Living books come to Lancashire's Libraries
A scheme to bring books to life was launched again across Lancashire.
The scheme, called "Living Books - bringing books to life in Lancashire", was rolled out again from July to December and meant that visitors to libraries at Rawtenstall, Leland, Clitheroe, Ormskirk, Fleetwood, Skelmersdale, Accrington and Burnley were able to borrow 'living books' (people).
The living books, who are volunteers from each area, give a fascinating insight into their lives sharing tales about Inspirational stories; local history and cultural knowledge; career achievements or interesting jobs; life changing experiences, unusual hobbies and much more.

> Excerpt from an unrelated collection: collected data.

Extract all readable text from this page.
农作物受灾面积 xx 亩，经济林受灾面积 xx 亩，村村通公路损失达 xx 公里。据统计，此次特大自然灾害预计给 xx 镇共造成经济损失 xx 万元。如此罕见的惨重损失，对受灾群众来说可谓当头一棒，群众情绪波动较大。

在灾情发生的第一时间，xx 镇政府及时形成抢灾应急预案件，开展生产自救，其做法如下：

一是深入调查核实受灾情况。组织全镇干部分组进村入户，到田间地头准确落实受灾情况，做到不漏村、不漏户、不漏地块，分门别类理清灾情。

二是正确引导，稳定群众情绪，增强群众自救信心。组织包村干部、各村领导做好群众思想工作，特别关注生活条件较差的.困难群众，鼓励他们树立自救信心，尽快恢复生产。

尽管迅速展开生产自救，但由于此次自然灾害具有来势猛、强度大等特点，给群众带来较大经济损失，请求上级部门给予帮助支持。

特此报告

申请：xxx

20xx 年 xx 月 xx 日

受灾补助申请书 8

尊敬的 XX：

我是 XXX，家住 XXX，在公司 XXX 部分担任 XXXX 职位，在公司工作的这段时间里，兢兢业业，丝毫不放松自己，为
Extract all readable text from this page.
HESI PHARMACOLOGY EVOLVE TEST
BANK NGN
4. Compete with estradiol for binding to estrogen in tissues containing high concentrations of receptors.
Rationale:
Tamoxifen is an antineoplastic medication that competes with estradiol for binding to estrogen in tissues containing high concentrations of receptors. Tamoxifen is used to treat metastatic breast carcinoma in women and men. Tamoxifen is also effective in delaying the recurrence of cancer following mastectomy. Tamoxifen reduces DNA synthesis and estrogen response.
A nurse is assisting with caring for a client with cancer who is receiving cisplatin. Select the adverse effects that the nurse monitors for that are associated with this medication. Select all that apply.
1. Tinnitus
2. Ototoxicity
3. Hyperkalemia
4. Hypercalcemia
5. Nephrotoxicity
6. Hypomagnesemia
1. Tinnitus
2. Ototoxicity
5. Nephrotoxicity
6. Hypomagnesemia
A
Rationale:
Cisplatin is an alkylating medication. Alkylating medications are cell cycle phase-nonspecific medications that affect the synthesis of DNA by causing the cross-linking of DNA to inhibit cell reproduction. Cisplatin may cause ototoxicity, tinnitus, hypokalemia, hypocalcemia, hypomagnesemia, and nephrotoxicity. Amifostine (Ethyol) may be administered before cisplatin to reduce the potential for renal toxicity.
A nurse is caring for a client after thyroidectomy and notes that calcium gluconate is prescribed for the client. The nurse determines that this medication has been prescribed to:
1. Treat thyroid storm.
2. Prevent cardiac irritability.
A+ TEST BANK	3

Each book has a short bibliography to make it easier for people to decide which one they want to borrow. People are able to hire living books for 30 minutes a time at each living library event by booking ether beforehand or on the day if there are time slots available.
Run by Lancashire County Council, Living Books in Lancashire aims to encourage people to find out more about others from different backgrounds.
County Councillor David Smith, lead member for libraries, said: "People are used to reading about their community in their local library, but Living Libraries in Lancashire will literally bring the story of each area to life.
"Lancashire has one of the most diverse and unique communities in the country and we want people to listen to local stories and experiences to help them understand the rich diversity of our county.
"This project is a key part of our plans to raise awareness of other cultures and communities and we're grateful to Unison for supporting this scheme."
Gill Irvine, senior access to services manager for the library and Information service, said: "This is the first project of its kind to run across Lancashire and we'd like as many people as possible to come forward and borrow a living book.
"The idea of having living books came from Denmark 10 years ago and since then, they've started to become more popular throughout the world.
"People hire living books in a similar way to borrowing a conventional book. They need to reserve their books in advance, and will then be able to speak and listen to them for around half an hour per book."